Barcode sendiri pertama kali diciptakan oleh Wallance Flint pada tahun 1923, dia membuat barcode untuk memeriksa barang diperusahaan retail. Awalnya, teknoloni ini pakai oleh perusahaan retail, kemudian diikuti oleh perusahaan-perusahaan industri. Pada tahun 1948, pemilik tokoh makanan lokal meminta Drexel Institute of Technology di Philadelphia untuk membuat sistem semacam ini untuk membaca produk-produk yang keluar secara otomatis.
Menanggapi permintaan tersebut, Bernard Silver dan Norman Joseph Woodland yang merupakan lulusan Drexel Patent Application bergabung untuk mencari solusi dari permintaan tersebut. Woodland mengusulkan tinta yang sensitif terhadap sinar ultraviolet. Prototype yang diusulkan oleh Woodland ini ditolak karena tidak stabil dan mahal. Pada tangal 20 Oktober 1949 Woodland dan Silver berhasil membuat prototipe yang lebih baik. Akhirnya pada tanggal 7 Oktober 1952, mereka mendapat hak paten dari hasil penelitian mereka. 1966: Pertama kalinya kode batang dipakai secara komersial adalah pada tahun 1970 ketika Logicon Inc. membuat Universal Grocery Products Identification Standard (UGPIC).
Perusahaan pertama yang memproduksi perlengkapan kode batang untuk perdagangan retail adalah Monach Marking. Pemakaian di dunia industri pertama kali oleh Plessey Telecommunications.

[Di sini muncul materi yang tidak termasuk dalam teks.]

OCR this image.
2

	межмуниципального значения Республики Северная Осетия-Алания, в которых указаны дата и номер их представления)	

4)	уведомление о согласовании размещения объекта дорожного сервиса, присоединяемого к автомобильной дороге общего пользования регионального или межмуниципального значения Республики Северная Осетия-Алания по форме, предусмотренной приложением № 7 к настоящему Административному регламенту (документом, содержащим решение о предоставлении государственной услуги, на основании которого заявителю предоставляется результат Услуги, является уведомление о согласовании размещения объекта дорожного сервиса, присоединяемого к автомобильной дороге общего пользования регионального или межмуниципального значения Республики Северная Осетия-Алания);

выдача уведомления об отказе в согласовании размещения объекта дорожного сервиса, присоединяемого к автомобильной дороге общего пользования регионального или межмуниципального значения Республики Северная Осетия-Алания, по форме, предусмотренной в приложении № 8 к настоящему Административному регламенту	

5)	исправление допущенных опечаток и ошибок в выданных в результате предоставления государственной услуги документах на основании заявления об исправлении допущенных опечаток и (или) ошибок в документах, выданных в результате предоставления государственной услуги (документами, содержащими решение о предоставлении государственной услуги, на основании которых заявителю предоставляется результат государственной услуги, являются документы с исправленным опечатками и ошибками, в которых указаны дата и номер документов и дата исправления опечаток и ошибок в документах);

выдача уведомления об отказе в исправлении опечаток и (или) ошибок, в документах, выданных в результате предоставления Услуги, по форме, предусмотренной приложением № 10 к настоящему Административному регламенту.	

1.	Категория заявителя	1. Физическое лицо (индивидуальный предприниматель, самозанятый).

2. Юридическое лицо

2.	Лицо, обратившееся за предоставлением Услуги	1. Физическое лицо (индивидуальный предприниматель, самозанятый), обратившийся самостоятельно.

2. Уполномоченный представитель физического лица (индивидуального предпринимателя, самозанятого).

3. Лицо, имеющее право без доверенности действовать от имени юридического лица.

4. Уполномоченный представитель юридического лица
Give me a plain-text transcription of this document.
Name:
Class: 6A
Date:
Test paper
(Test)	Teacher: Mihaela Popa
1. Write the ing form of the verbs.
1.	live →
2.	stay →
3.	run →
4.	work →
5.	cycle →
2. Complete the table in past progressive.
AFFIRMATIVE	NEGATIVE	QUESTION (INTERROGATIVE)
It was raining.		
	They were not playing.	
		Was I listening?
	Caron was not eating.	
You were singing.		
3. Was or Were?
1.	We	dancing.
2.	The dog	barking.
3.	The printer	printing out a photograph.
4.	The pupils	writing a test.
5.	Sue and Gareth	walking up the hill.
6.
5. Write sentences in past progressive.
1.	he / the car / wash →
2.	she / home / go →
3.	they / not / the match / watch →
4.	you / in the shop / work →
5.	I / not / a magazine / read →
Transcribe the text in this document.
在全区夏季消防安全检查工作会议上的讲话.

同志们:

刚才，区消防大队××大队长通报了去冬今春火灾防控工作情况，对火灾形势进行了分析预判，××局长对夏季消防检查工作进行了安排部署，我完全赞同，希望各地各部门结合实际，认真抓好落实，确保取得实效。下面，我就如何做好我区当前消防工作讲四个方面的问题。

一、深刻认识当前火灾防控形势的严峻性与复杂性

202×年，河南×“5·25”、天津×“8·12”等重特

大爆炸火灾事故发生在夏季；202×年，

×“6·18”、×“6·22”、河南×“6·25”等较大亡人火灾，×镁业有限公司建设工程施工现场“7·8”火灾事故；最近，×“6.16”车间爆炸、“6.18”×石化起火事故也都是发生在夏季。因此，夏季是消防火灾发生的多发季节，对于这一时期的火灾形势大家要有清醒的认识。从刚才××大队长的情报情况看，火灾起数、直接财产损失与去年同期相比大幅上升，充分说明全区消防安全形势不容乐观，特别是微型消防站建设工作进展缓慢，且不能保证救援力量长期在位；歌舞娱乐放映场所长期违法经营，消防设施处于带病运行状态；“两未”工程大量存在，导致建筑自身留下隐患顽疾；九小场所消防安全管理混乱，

Pada tahun 1972, Toko Kroger di Cincinnati mulai menggunakan bull’s-eye code. Selain itu, sebuah komite dibentuk dalam grocery industry untuk memilih kode standar yang akan digunakan di industry. Pada tanggal 3 April 1973: Komite memilih simbol UPC (Uniform Product Code) sebagai standar industry. Barcode ini lahir di Amerika Serikat pada awal tahun 1970-an.
Ada beberapa standarisasi jenis barcode. Berikut ini adalah jenis barcode yang sering digunakan:
– Code 39, sebagai simbolik yang paling populer di dunia barcode non-retail, dengan variabel digit yang panjang. Namun saat ini code 39 makin sedikit dipergunakan dan digantikan dengan Code 128 yang lebih mudah dibaca oleh pemindai.
– Universal Product Code (UPC)-A, terdiri dari 12 digit, yaitu 11 digit data, 1 check digit : untuk kebutuhan industri retail.
– UPC-E, terdiri dari 7 digit, yaitu 6 digit data, 1 check digit : untuk bisnis retail skala kecil.
– European Articles Numbering (EAN)-8, terdiri dari 8 digit, yaitu 2 digit kode negara, 5 digit data, 1 check digit.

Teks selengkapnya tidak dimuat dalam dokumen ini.